C’è qualcosa che non va in origine…

Qualche giorno fa, ha fatto scalpore la notizia della denuncia di una donna bianca  dell’Ohio, unita con la sua compagna,  per aver ricevuto lo sperma di un afro-americano, anziché, come richiesto, di un donatore caucasico. Come spiega il Corriere della Sera, un banale errore nella lettura del numero che la banca del seme ha commesso insensatamente (fialetta 330, al posto della fialetta 380). Un banale errore di lettura…
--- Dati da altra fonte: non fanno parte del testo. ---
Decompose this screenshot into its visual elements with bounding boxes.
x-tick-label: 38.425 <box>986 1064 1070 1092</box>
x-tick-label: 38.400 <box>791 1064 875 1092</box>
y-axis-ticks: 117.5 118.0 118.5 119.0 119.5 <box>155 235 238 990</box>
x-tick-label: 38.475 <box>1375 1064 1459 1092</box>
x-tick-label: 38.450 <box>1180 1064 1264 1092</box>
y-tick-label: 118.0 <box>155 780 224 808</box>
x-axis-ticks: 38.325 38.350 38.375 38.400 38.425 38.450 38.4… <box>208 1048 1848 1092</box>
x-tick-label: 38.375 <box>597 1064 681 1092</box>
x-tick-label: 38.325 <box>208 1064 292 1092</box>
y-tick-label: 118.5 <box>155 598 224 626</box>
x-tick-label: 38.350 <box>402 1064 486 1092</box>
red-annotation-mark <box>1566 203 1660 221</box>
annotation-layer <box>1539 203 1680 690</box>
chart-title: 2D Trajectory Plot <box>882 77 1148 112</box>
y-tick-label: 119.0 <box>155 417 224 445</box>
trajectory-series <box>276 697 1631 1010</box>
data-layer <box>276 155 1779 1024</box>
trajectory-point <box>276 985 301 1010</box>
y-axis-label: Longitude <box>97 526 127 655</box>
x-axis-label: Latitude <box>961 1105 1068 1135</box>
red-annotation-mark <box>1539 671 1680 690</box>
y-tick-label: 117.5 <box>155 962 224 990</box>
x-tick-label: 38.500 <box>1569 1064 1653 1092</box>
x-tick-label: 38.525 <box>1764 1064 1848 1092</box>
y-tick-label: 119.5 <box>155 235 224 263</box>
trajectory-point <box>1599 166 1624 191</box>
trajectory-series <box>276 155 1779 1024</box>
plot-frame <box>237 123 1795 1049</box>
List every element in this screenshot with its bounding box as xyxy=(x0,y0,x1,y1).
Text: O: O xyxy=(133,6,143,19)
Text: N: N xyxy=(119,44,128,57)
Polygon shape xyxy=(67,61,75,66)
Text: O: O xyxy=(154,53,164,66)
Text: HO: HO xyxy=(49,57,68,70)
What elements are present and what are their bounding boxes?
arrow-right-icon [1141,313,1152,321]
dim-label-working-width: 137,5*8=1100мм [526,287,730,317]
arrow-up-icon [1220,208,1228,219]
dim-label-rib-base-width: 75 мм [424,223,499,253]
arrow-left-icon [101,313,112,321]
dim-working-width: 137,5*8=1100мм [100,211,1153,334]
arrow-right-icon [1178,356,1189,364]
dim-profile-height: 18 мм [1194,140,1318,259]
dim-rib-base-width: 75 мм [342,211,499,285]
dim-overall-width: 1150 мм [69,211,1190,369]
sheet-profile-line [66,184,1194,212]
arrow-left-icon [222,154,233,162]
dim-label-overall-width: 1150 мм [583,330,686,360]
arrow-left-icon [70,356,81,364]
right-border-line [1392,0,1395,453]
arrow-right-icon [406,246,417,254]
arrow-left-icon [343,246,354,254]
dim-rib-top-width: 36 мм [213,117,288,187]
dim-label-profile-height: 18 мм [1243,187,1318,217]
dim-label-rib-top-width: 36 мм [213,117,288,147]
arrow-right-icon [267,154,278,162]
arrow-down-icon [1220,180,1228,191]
Jennifer Cramblett e Amanda Zinkon avevano trascorso un anno a scegliere il donatore per poter diventare genitori e la scelta era caduta proprio su un uomo bianco perché le due donne vivono in una cittadina poco tollerante con gli afro americani, dove i bianchi rappresentano il 98% della popolazione. Attendevano una bimba bionda con gli occhi azzurri, ma è nata una bambina di razza mista

Ma la vicenda, che ha risvolti – è  inutile negarlo – che lasciano affiorare uno strisciante e capillare razzismo tale da far rabbrividire  (ambiente bianco, disagio nell’allevare un bimbo nero, e via dicendo), per quanto le due donne affermino che amano la loro bambina, nasconde aspetti ben più importanti.

Vi è uno stridore, uno senso di spaesamento che non va censurato.

Al di là di come la si pensi su questi temi, occorre  chiedersi se non vi sia un vizio d’origine, un più radicale equivoco, un’insufficienza di ragioni e di verità nelle scelte, nelle strutture, nell’intera dinamica messa in atto da questo nuovo settore dell’industria medica.

Domandiamoci: ma è giusto selezionare il seme – e dunque l’aspettativa delle caratteristiche del figlio – nel modo che mostra l’immagine qui sotto?  Non vi è forse qualcosa che non torna e che non c’entra nulla con la maternità e la paternità? Il figlio, questo mistero che non dipende da me, che non è frutto della mia biologia, ma esito totalmente imprevisto, quand’anche atteso, del mio amore per una donna (che non è come mi aspettavo, che compare nella vita come un elemento del tutto nuovo all’orizzonte), è ancora lì, davanti a me, capace, con la sua novità assoluta e incontenibile, di ridare speranza alla nostra vecchia civiltà?

Lo vedo ancora, offuscato dal mercato delle banche del seme?

Pagina pubblicitaria di una nota banca del seme, tra le più fornite ed efficienti. Come si legge dalla didascalia del Corriere della sera, si può scegliere tutte le caratteristiche del donatore, e dunque rinforzare le proprie le aspettative nel figlio.
Pagina pubblicitaria di una nota banca del seme, tra le più fornite ed efficienti. Come si legge dalla didascalia del Corriere della sera, si possono scegliere tutte le caratteristiche del donatore, e dunque rinforzare le proprie aspettative nel figlio.

I nostri figli non ci appartengono, sostiene la saggezza popolare (sono un dono del cielo, dicono i vecchi), e Gibran utilizza la metafora poetica dell’arco e della freccia.

I vostri figli non sono i vostri figli.
Sono i figli e le figlie dell’ardore che la Vita ha per sé stessa.
Essi non vengono da voi, ma attraverso di voi,
e non vi appartengono benché viviate insieme. (…)

Voi siete gli archi da cui i vostri figli come frecce vive,
sono scoccati lontano.

Queste news diventeranno sempre più frequenti, così come le pratiche sempre più sbrigative. Entrambe denunciano un deficit che sta all’origine. È una carenza ontologica, una mancanza di senso, un vuoto dell’Essere, che non può essere colmato in questo modo.

È cercare dove non si trova, evitare la ferita lacerante e dolorosa di una mancanza che – proprio essa, che noi disdegnano – è l’unico punto di speranza per un nuovo inizio.